Before you begin
-
You have previously created a connection to the system
storing your source data.
Here, an Amazon S3 connection.
-
You have previously added the dataset holding your source
data.
Download the file: string-crops.csv. It contains a dataset
with data about harvested crops in Mali with crop types, value of production,
harvested areas, etc.
-
You also have created the connection and the related dataset
that will hold the processed data.
Here, a dataset stored in the same S3 bucket.
Procedure
-
Click Add
pipeline on the Pipelines page. Your new pipeline opens.
-
Give the pipeline a meaningful name.
Example
Hash fields to compare data
safely
-
Click ADD SOURCE to open
the panel allowing you to select your source data, here data about harvested
crops in Mali in the year 2005.
Example
-
Select your dataset and click
Select in order to add it to the pipeline.
Rename it if needed.
-
Click and add a Data hashing processor to the pipeline. The
configuration panel opens.
-
Give a meaningful name to the processor.
Example
hash
fields
-
In the Configuration
area:
-
Select Hash
data in the Function
name list.
-
Click the icon next to the Fields to process list to
select all fields, as you want to hash all values at once.
-
Click Save to
save your configuration.
Look at the preview of the processor to compare your data before and after
the operation.
All fields are now hashed and secured, and you can see that
the crop and id fields have
the same output value which means the original value is the same in both
fields.
-
Click and add a Field selector processor to the pipeline.

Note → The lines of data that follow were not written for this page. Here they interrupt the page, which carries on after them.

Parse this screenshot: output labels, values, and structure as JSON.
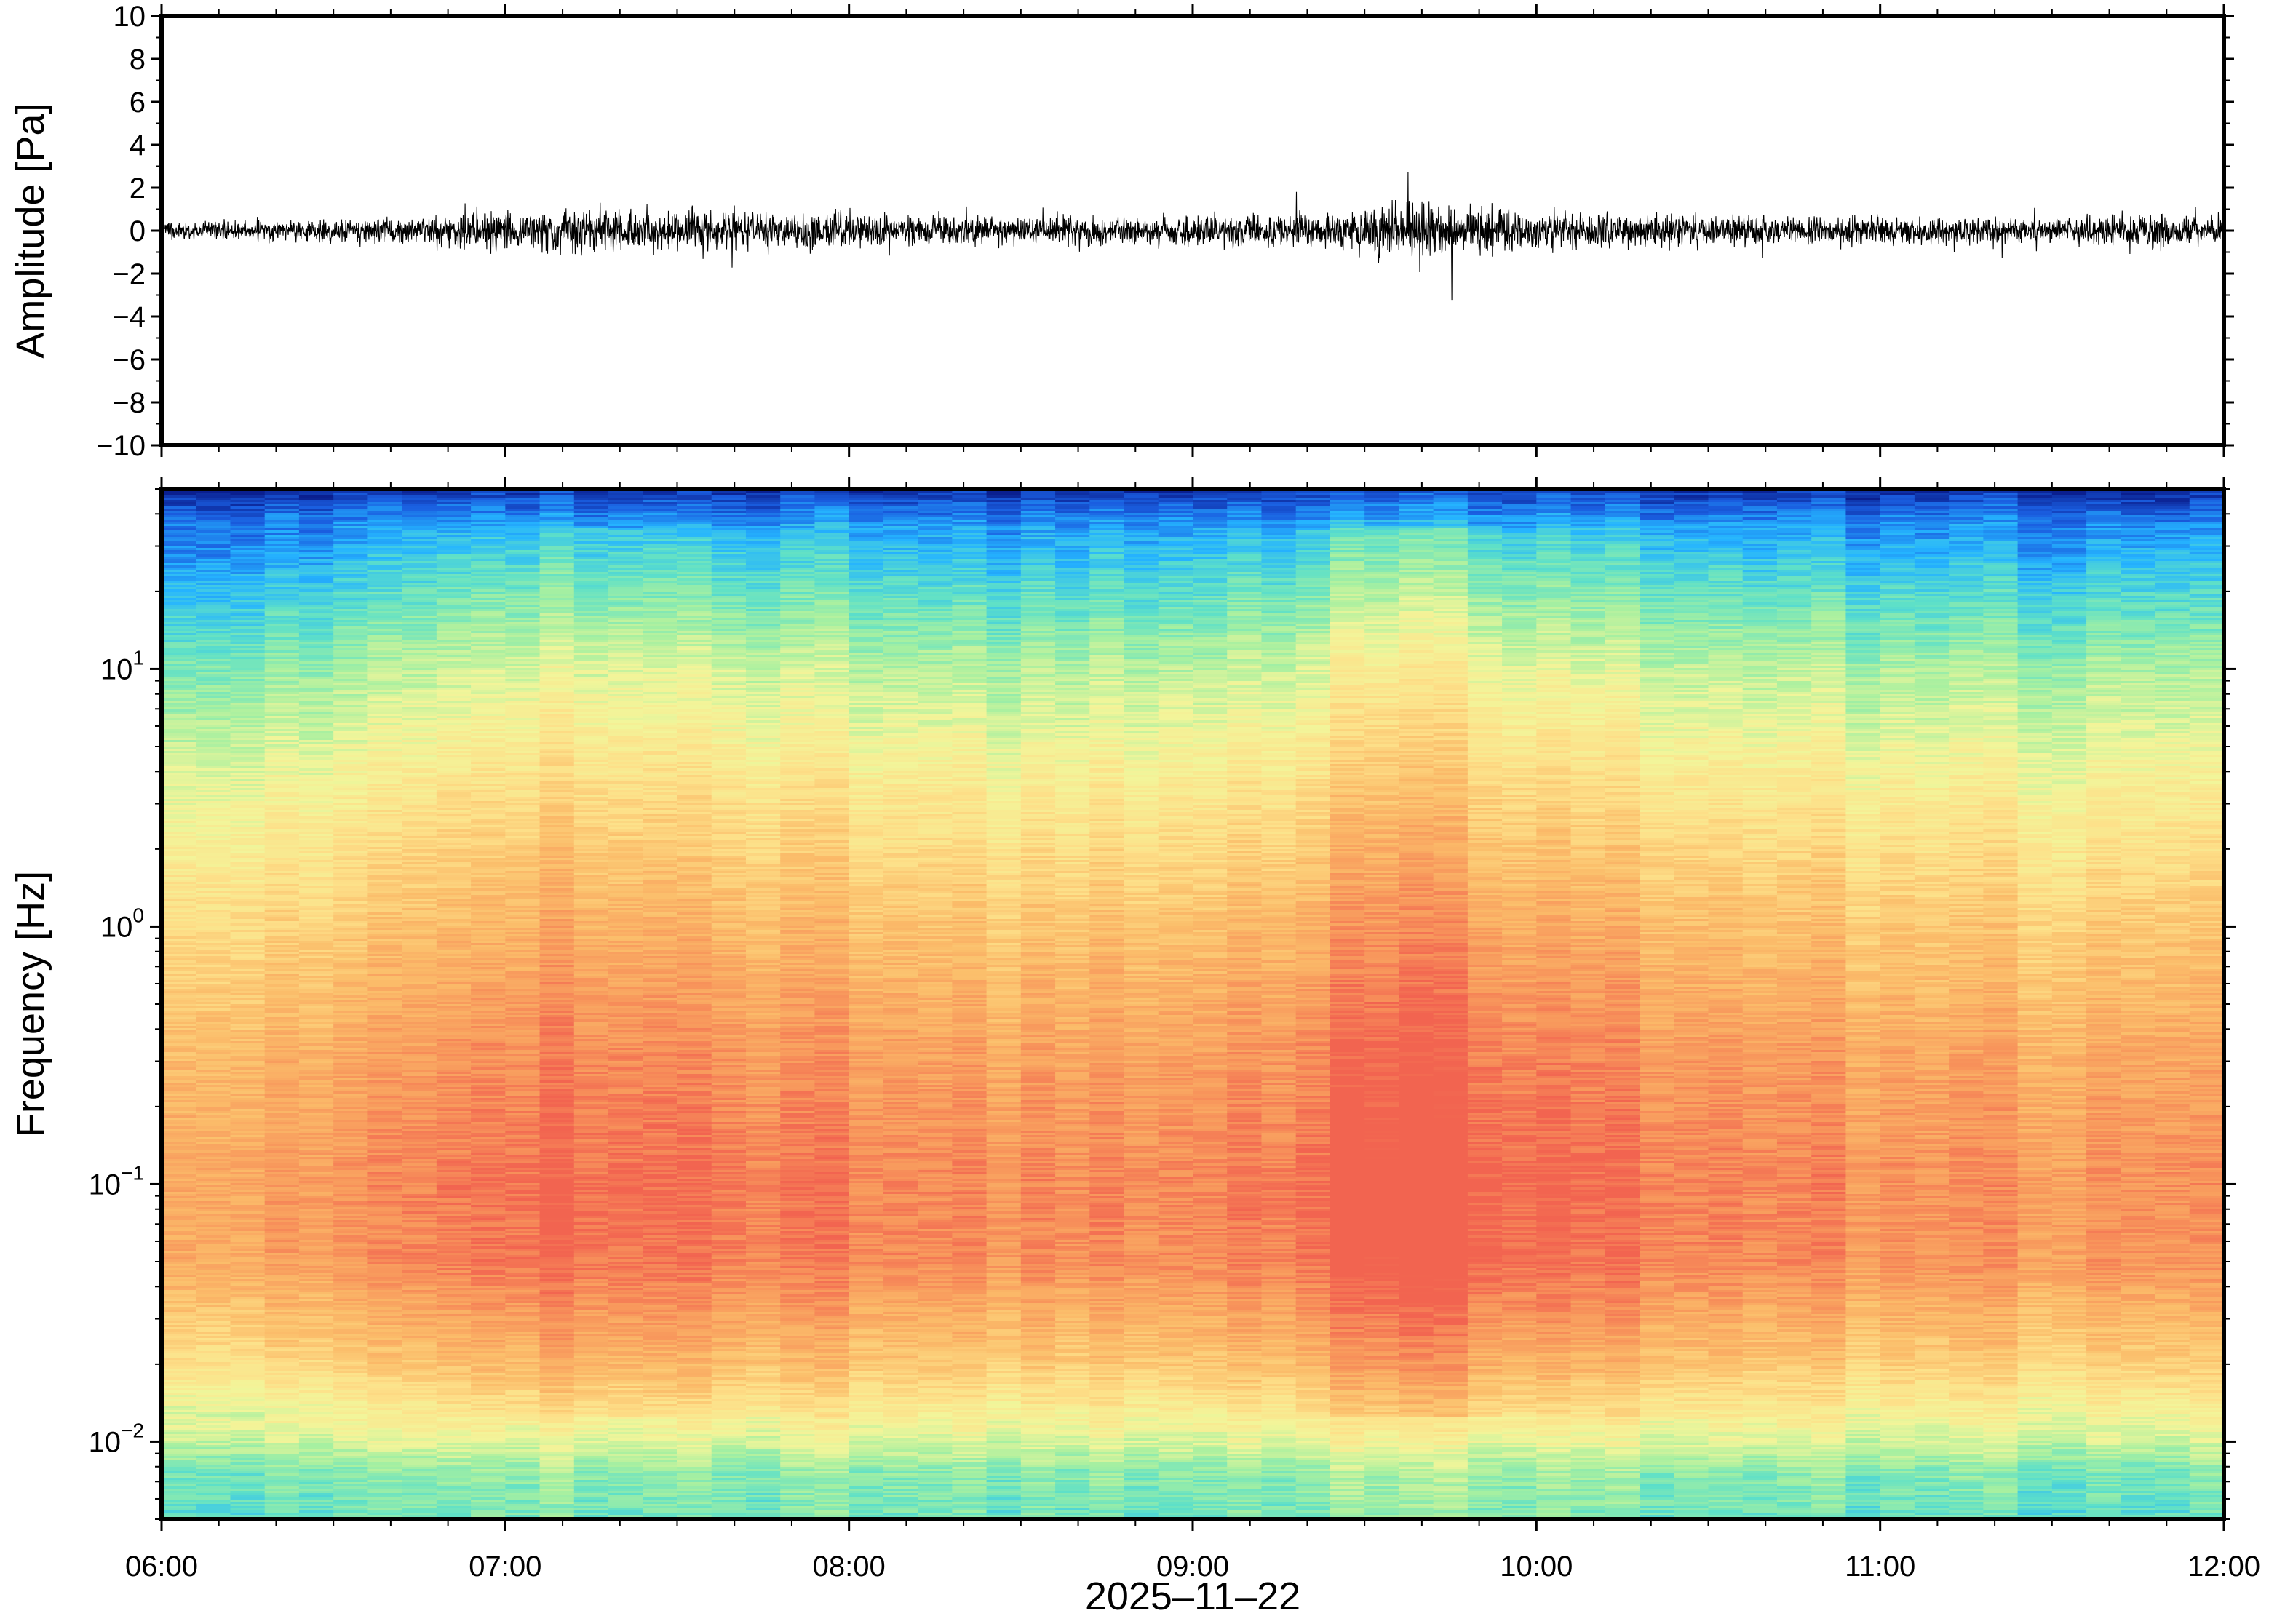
{
  "chart_data": [
    {
      "type": "line",
      "title": "",
      "ylabel": "Amplitude [Pa]",
      "xlabel": "",
      "ylim": [
        -10,
        10
      ],
      "yticks": [
        10,
        8,
        6,
        4,
        2,
        0,
        -2,
        -4,
        -6,
        -8,
        -10
      ],
      "ytick_labels": [
        "10",
        "8",
        "6",
        "4",
        "2",
        "0",
        "−2",
        "−4",
        "−6",
        "−8",
        "−10"
      ],
      "x_start": "06:00",
      "x_end": "12:00",
      "grid": false,
      "series": [
        {
          "color": "#000000",
          "envelope_t": [
            "06:00",
            "06:30",
            "07:00",
            "07:10",
            "07:30",
            "08:00",
            "08:30",
            "09:00",
            "09:20",
            "09:30",
            "09:40",
            "09:50",
            "10:00",
            "10:30",
            "11:00",
            "11:30",
            "11:50",
            "12:00"
          ],
          "envelope_amplitude": [
            0.7,
            1.0,
            1.6,
            1.9,
            1.8,
            1.4,
            1.2,
            1.3,
            1.6,
            2.2,
            2.4,
            2.0,
            1.8,
            1.4,
            1.2,
            1.1,
            1.5,
            1.0
          ]
        }
      ]
    },
    {
      "type": "heatmap",
      "title": "",
      "ylabel": "Frequency [Hz]",
      "xlabel": "2025–11–22",
      "y_scale": "log",
      "ylim": [
        0.005,
        50
      ],
      "yticks": [
        0.01,
        0.1,
        1,
        10
      ],
      "ytick_labels": [
        {
          "base": "10",
          "exp": "−2"
        },
        {
          "base": "10",
          "exp": "−1"
        },
        {
          "base": "10",
          "exp": "0"
        },
        {
          "base": "10",
          "exp": "1"
        }
      ],
      "x_start": "06:00",
      "x_end": "12:00",
      "xtick_labels": [
        "06:00",
        "07:00",
        "08:00",
        "09:00",
        "10:00",
        "11:00",
        "12:00"
      ],
      "colormap": [
        "#0a1f8f",
        "#1a5ee0",
        "#25b4ff",
        "#5ee0c8",
        "#a8f0a0",
        "#f2f59a",
        "#fde089",
        "#fbbd6a",
        "#f8985c",
        "#f26450"
      ],
      "column_minutes": 6
    }
  ]
}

The configuration panel opens.
-
Give a meaningful name to the processor.
Example
merge identical hashed
values
-
In the Selectors
area:
-
Select .crop in
the Input list and enter
crop_id in the Output list , as you know both the
.crop and .id fields are identical and you want
to merge the two fields.
-
Click the + sign to add a new element and select
.crop_parent in the Input list
and enter crop_type in the Output
list, as you want to keep this field and rename it.
-
Click the + sign to add a new element and select
.harvested_area in the Input
list and enter harvested_area in the
Output list, as you want to keep this field in the
output.
-
Click the + sign to add a new element and select
.value_of_production in the
Input list and enter
production_value in the Output
list, as you want to keep this field and rename it.
-
Click Save to
save your configuration.
Look at the preview of the processor to compare your data before and after
the operation.
-
Click ADD DESTINATION and select the dataset that will hold
your processed data.
Rename it if needed.
-
On the top toolbar of Talend Cloud Pipeline Designer,
click the Run button to open the panel allowing you to select
your run profile.
-
Select your run profile in the list (for more information, see Run profiles), then click Run to
run your pipeline.
Results
Your pipeline is being executed, the data is hashed, identical fields
have been merged and reorganized according to the conditions you have stated and the
output is sent to the target system you have indicated.